The Indestructible Man (1956)

Released in 1956, Indestructible Man came at a challenging point in the career of its star, Lon Chaney, Jr., who had ascended to stardom in Universal's The Wolf Man in 1941 and its numerous successors. Of course, Chaney had already proven his mettle outside the horror genre, most notably in Of Mice and Men (1939) two years earlier and a slew of roles in other genres stretching back to the early '30s; however, the studios' aversion to outright horror in the 1950s found him taking on an even broader slate of projects with an average of six or seven features a year.

Though no one would ever peg it as Chaney's finest cinematic work, Indestructible Man is enjoyable as a fusion of three different genres: crime film, science fiction, and rampaging monster horror. Chaney plays Charles Benton, alias "The Butcher," a low-rent mobster sentenced to the electric chair after his cronies turn state's evidence. However, his death sentence doesn't last long thanks to a scientist (Invaders from Mars' [1953] Robert Shayne) who decides to use Chaney as a guinea pig for human reanimation. The result turns the undead convict into an unstoppable force bent on revenge, and the police try to figure out what's going on as the bodies start to pile up.

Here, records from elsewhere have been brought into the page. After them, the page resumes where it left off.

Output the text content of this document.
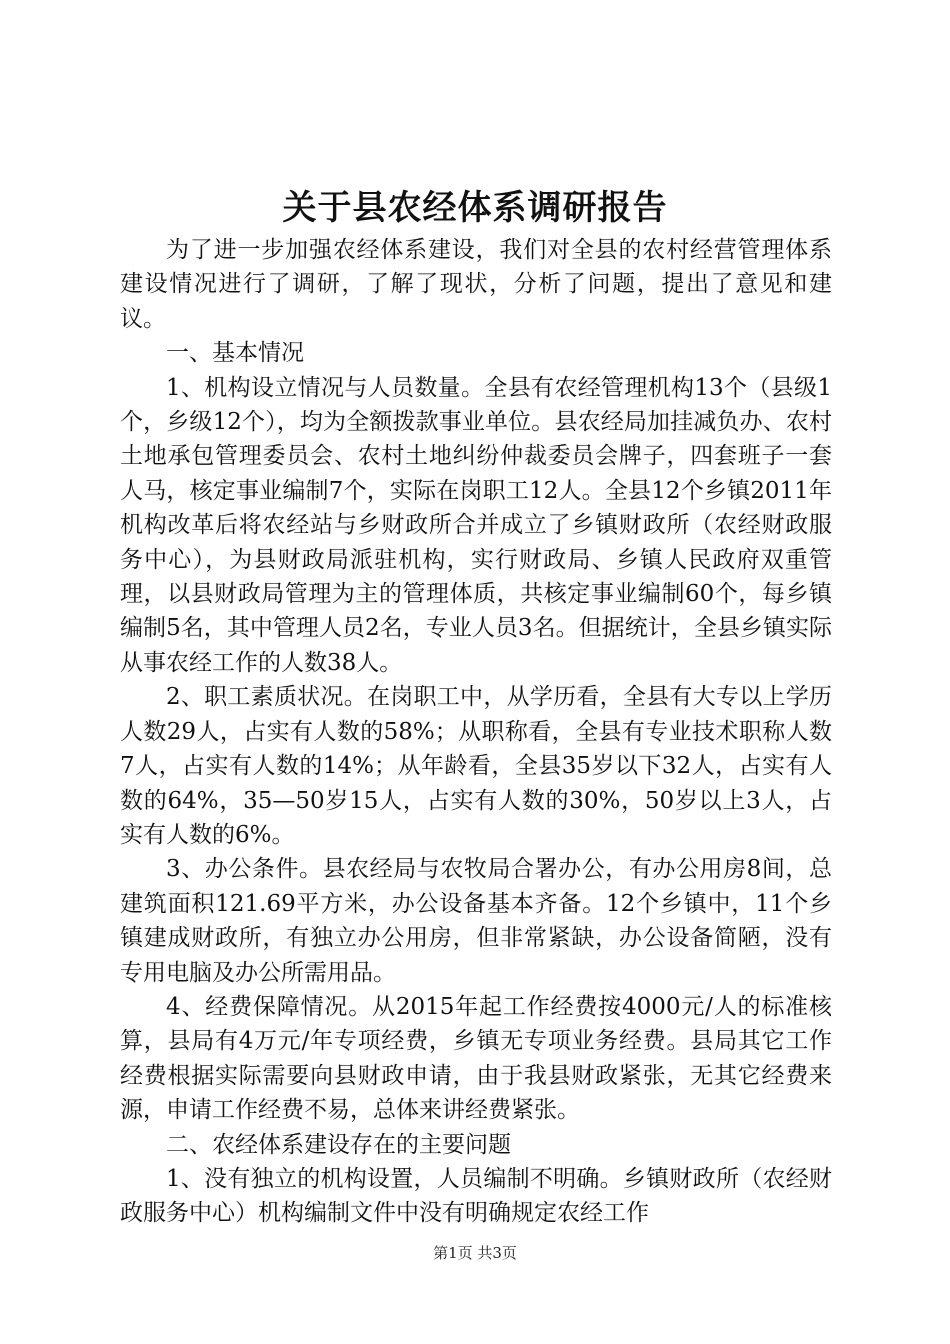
关于县农经体系调研报告

为了进一步加强农经体系建设，我们对全县的农村经营管理体系建设情况进行了调研，了解了现状，分析了问题，提出了意见和建议。

一、基本情况

1、机构设立情况与人员数量。全县有农经管理机构13个（县级1个，乡级12个），均为全额拨款事业单位。县农经局加挂减负办、农村土地承包管理委员会、农村土地纠纷仲裁委员会牌子，四套班子一套人马，核定事业编制7个，实际在岗职工12人。全县12个乡镇2011年机构改革后将农经站与乡财政所合并成立了乡镇财政所（农经财政服务中心），为县财政局派驻机构，实行财政局、乡镇人民政府双重管理，以县财政局管理为主的管理体质，共核定事业编制60个，每乡镇编制5名，其中管理人员2名，专业人员3名。但据统计，全县乡镇实际从事农经工作的人数38人。

2、职工素质状况。在岗职工中，从学历看，全县有大专以上学历人数29人，占实有人数的58%；从职称看，全县有专业技术职称人数7人，占实有人数的14%；从年龄看，全县35岁以下32人，占实有人数的64%，35—50岁15人，占实有人数的30%，50岁以上3人，占实有人数的6%。

3、办公条件。县农经局与农牧局合署办公，有办公用房8间，总建筑面积121.69平方米，办公设备基本齐备。12个乡镇中，11个乡镇建成财政所，有独立办公用房，但非常紧缺，办公设备简陋，没有专用电脑及办公所需用品。

4、经费保障情况。从2015年起工作经费按4000元/人的标准核算，县局有4万元/年专项经费，乡镇无专项业务经费。县局其它工作经费根据实际需要向县财政申请，由于我县财政紧张，无其它经费来源，申请工作经费不易，总体来讲经费紧张。

二、农经体系建设存在的主要问题

1、没有独立的机构设置，人员编制不明确。乡镇财政所（农经财政服务中心）机构编制文件中没有明确规定农经工作

第1页 共3页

An afternoon favorite on TV for several decades, Indestructible Man was released theatrically by Allied Artists, one of the busiest drive-in specialists of the period with a huge slate of monster-oriented titles. It most frequently wound up on a double bill with World without End and was one of only two credited films directed by Jack Pollexfen, who had earlier served as producer and writer of such matinee favorites as The Neanderthal Man (1953) and The Man from Planet X (1951).

More than a few monster fans were quick to note the film's strong similarity to a previous film, Universal's Man Made Monster from 1941, which also featured Chaney as a man rendered indestructible with the aid of a meddling scientist and a lot of electricity. (The criminal portion of the plot was also recognized as an echo of a non-Chaney horror film, the Boris Karloff vehicle The Walking Dead from 1936.)

Pollexfen repeatedly denied the similarities to Man Made Monster in interviews over the years, despite an amusing line of dialogue in his film that virtually calls out the film's title. He also claimed to have written the initial draft of what would be turned over to become its final film version in the hands of Vy Russell and Sue Dwiggins, both of whom would reunite with Pollexfen for another horror/sci-fi oddity, Monstrosity (aka The Atomic Brain) in 1963. Both films are linked by their heavy reliance on voiceover narration and the theme of science run amok with disastrous results, though in the case of the later film, the results are considerably more perverse.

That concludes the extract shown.